Füllungen

Vor der Wahl des Füllungsmaterials steht folgende Entscheidung: Soll die Behandlung dem Zahn ein möglichst natürliches Aussehen verleihen? Dann werden wir Ihnen entweder zu einer Füllung aus Keramik oder zu einer Zahnfüllung mit Composite/Kunststoff raten. Beide Füllungen sind zahnfarben und somit unauffällig. Sie unterscheiden sich aber wesentlich im Preis und in der Haltbarkeit.

Liegen die Prioritäten eher in der Haltbarkeit, so würden wir Ihnen zu einer Goldgußfüllung bzw. zu einem Goldinlay raten.

Sollte eine preisgünstige Variante in Frage kommen, so ist in diesem Fall Amalgam das geeignete Füllungsmaterial. Denn Amalgam ist weiterhin im Leistungskatalog der gesetzlichen Krankenkassen enthalten.

Amalgam

Die Amalgamfüllung wird bereits seit ca. 150 Jahren verwendet. Die Bestandteile sind flüssiges Quecksilber und Zinn-, Kupfer-, Silber- und Zinkpulver. Diese Metalle werden vom Zahnarzt zu einer formbaren Masse vermengt und geknetet. Die Masse wird in das zu füllende Loch eingebracht, verdichtet und härtet dort aus. Zahnärzte greifen auf Amalgam zurück, weil sich diese Füllung gut verarbeiten lässt und preisgünstig ist. Um eine optimale Stabilität zu gewährleisten ist es erforderlich, die Amalgammischung mit einer Mindestdicke zu verarbeiten. Das kann dazu führen, dass der Hohlraum im Zahn ein wenig größer ausgebohrt werden muss, als es sonst nötig wäre, um eine ausreichende Schichtdicke zu erreichen. Ferner ist eine mechanische Verankerung in Unterschnitten nötig. Eine Füllung aus Amalgam ist sehr haltbar und kann daher auch gut an den stark beanspruchten Kauflächen verwendet werden. Amalgamfüllungen werden von den gesetzlichen Krankenkassen bezahlt.

Anmerkung: Besonders in den letzten Jahren wurde verstärkt eine Gesundheitsgefährdung durch Amalgam diskutiert, da in dieser Füllung Quecksilber enthalten ist. Einerseits gibt es keinen wissenschaftlichen Nachweis für ein Gesundheitsrisiko durch Amalgam, andererseits kann ein Risiko aber auch nicht völlig ausgeschlossen werden. In der Praxis wird deshalb schwangeren oder stillenden Frauen keine Amalgamfüllung mehr eingesetzt. Bei Kindern oder Patienten, die unter einer nachgewiesenen Allergie gegen einen der Inhaltsstoffe leiden, wird ebenfalls kein Amalgam mehr verwendet.

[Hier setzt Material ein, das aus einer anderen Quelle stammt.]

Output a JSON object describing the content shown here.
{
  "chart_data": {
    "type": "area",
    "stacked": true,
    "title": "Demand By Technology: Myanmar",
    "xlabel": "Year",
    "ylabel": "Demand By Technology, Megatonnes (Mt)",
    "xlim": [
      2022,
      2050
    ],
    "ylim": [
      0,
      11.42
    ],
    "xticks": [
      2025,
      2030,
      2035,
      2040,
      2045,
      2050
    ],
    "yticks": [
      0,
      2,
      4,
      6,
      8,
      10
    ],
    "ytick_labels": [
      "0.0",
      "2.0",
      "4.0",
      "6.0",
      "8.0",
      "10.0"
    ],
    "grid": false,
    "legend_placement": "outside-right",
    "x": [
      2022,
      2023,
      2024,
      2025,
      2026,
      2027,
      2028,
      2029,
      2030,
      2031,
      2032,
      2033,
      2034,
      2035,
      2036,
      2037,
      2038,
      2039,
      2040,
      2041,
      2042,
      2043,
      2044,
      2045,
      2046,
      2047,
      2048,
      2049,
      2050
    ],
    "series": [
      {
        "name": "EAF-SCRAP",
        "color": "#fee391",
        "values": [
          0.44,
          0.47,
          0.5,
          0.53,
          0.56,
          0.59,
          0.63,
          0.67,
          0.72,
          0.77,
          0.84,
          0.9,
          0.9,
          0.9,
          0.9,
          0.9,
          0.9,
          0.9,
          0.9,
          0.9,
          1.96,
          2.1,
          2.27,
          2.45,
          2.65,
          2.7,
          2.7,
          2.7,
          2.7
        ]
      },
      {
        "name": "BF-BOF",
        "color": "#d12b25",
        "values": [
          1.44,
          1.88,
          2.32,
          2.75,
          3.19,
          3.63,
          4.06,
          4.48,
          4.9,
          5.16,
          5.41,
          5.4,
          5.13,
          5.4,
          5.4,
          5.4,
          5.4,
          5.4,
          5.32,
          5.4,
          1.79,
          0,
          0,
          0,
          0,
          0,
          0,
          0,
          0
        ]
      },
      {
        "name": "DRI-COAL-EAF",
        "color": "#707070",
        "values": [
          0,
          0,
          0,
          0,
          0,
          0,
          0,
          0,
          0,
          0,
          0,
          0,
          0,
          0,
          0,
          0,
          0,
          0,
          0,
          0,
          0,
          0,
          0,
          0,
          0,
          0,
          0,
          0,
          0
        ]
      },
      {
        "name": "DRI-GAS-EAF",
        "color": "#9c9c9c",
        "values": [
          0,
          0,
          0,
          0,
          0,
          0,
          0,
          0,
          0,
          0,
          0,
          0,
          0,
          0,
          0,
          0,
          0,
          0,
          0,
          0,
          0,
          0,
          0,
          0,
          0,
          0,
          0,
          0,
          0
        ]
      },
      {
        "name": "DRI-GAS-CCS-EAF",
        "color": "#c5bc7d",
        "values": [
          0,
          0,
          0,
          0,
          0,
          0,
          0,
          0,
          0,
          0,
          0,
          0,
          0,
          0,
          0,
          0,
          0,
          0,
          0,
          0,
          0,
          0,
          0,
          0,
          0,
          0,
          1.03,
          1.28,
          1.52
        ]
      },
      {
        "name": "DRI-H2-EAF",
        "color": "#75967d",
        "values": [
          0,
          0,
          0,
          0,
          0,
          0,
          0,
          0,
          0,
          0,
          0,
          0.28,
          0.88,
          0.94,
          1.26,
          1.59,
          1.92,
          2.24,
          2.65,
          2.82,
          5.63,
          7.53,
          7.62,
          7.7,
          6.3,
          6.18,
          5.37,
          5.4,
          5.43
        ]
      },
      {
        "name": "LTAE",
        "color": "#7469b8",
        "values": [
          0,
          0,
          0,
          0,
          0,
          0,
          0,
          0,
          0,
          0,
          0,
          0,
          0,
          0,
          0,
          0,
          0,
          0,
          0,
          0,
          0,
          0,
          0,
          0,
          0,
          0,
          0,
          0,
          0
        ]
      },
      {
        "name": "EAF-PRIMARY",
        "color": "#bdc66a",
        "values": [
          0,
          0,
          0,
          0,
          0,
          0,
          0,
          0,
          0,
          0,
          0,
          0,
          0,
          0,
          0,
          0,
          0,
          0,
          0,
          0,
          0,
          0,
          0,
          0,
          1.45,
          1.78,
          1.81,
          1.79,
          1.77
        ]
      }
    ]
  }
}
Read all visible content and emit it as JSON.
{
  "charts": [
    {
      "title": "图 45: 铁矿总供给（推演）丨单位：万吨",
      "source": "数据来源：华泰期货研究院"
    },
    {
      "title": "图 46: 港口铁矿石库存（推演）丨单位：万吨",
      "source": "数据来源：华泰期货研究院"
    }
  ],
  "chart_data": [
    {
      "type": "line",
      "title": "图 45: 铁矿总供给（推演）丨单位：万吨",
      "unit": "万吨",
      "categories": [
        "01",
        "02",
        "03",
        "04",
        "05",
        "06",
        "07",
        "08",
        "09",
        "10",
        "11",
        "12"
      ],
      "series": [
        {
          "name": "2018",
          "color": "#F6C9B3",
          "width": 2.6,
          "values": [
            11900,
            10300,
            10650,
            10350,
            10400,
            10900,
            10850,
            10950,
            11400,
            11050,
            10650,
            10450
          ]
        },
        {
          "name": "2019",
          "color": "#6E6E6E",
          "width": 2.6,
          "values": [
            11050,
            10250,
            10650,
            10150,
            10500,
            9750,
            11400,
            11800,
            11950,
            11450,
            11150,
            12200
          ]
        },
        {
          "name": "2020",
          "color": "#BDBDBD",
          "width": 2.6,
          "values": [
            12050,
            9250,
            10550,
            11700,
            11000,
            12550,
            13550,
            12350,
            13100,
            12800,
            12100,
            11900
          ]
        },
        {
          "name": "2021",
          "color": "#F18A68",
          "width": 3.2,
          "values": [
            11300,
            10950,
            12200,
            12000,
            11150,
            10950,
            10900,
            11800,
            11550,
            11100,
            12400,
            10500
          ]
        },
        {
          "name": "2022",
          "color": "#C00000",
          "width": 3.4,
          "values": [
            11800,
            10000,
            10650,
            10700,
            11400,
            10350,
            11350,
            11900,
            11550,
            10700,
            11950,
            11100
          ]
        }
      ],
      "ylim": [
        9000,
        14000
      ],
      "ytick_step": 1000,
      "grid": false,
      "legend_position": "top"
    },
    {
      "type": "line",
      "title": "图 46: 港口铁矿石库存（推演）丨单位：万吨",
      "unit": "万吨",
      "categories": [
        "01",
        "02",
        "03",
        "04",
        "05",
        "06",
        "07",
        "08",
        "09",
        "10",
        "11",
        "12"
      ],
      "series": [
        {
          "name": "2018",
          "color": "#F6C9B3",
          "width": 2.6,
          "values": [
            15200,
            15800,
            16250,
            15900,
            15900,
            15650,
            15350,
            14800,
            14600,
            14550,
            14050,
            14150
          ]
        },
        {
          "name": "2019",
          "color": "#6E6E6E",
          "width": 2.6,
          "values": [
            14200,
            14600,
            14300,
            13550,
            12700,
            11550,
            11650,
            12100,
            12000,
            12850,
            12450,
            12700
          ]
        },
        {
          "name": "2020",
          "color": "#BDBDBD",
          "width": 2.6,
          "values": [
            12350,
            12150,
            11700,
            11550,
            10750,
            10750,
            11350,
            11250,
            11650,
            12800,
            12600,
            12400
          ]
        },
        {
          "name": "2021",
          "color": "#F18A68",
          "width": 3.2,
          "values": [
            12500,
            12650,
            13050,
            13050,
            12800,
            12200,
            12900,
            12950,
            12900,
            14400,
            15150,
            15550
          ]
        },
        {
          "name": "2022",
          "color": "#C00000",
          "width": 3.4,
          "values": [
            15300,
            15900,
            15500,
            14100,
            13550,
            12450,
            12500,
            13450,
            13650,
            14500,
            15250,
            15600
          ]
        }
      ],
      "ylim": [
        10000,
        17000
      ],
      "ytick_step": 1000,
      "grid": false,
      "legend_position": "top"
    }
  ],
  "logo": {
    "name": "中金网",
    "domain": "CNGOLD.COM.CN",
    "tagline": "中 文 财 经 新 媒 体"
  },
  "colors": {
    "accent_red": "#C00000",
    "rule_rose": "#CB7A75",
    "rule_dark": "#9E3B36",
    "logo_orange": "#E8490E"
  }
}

Composite- bzw. Kunststofffüllungen

 

Komposit Füllungen stellen als zahnfarbenes Füllungsmaterial die Alternative zu nicht zahnfarbenen Füllungsmaterialien wie Amalgam dar. Sie zeichnen sich durch ihre defektorientierte Präparationsmöglichkeiten aus, wodurch ein minimalinvasives Vorgehen gewährleistet wird und die Zahnhartsubstanz maximal geschont und stabilisiert wird. Der Füllungswerkstoff besteht aus einer Kunststoffbasis, die durch Keramikpartikel verstärkt wird. Das Füllungsmaterial wird in mehreren Schichte eingebracht und mit ultraviolettem Loch gehärtet. Es ist direkt nach der Einbringung belastungsfähig.

Gold-Inlays

Gold Inlays stellen im Bereich der Einlagefüllungen, also der laborgefertigten Restaurationen ohne Einbeziehung der Zahnhöcker eine sehr hochwertige Versorgungsmöglichkeit dar. Aufgrund der Materialeigenschaften des Goldes sind sie gekennzeichnet durch eine ausgesprochen hohe Lebensdauer, detailorientierte Präparation und ermöglichen eine höchst präzisen Ersatz der verloren gegangen Zahnhartsubstanz.

Keramik-Inlays

Keramik Inlays sind im Bereich der Einlagefüllungen die zahnfarbene Alternative zu den bereits erwähnten Gold Inlays. Die Materialeigenschaften der Keramik ermöglichen eine Stabilisierung der verloren gegangen Zahnhartsubstanz und fügen sich optisch perfekt in das Gebiss ein.